A única vez em que você pode quebrar essa regra é quando seus dados históricos dizem - com confiança - que a taxa de conversão é a mesma todos os dias. Mas, mesmo assim, é melhor testar uma semana inteira de cada vez.
Preste atenção aos fatores externos
É natal? Seu teste de vitória durante as férias pode não ser um vencedor em janeiro. Se você tem testes que ganham durante as temporadas de compras, como o Natal, definitivamente deseja repetir os testes após o término da temporada de compras.

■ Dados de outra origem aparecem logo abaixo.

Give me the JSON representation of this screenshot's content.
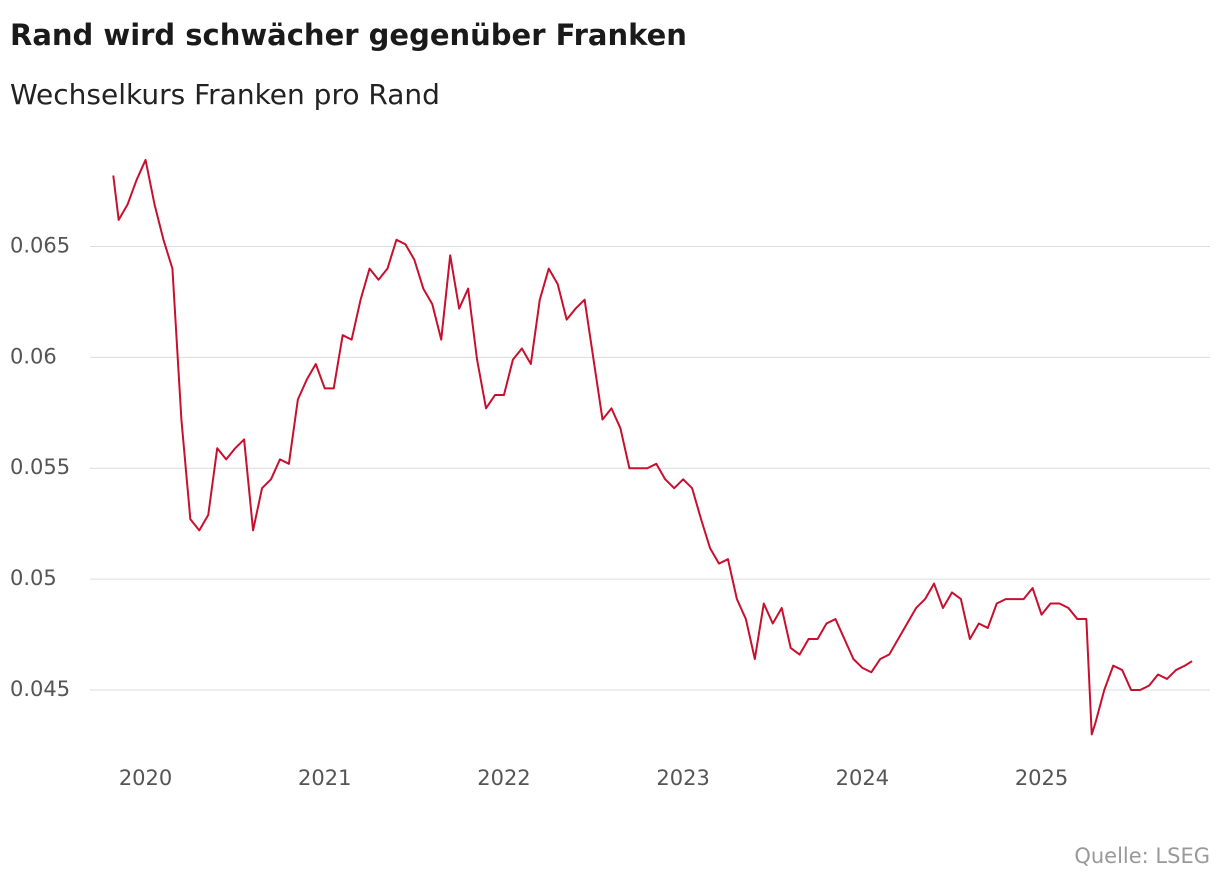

Você está fazendo muitos anúncios na TV ou outras campanhas massivas? Isso também pode distorcer seus resultados. Você precisa estar ciente do que sua empresa está fazendo. Fatores externos definitivamente afetam os resultados do teste. Em caso de dúvida, faça um teste de acompanhamento.
3. Fazer testes A / B sem tráfego (ou conversões) suficiente
Se você obtiver uma ou duas vendas por mês e executar um teste em que B converte 15% melhor do que A, como você saberia? Nada muda!
Adoro o teste de divisão A / B tanto quanto qualquer outro, mas não é algo que você deva usar para otimização de conversão se tiver muito pouco tráfego. A razão é que mesmo que a versão B seja muito melhor, pode levar meses para atingir significância estatística.
Se o seu teste levou 5 meses para ser executado - e não foi um vencedor - você desperdiçou muito dinheiro. Em vez disso, você deve buscar mudanças radicais e massivas. Apenas mude para B. Sem testes, apenas mude - e observe sua conta bancária.
A ideia aqui é que você está indo para elevações massivas, como 50% ou 100%. Você deve notar esse tipo de impacto em sua conta bancária (ou no número de leads recebidos) imediatamente. Tempo é dinheiro. Não perca tempo esperando um resultado de teste que levará meses.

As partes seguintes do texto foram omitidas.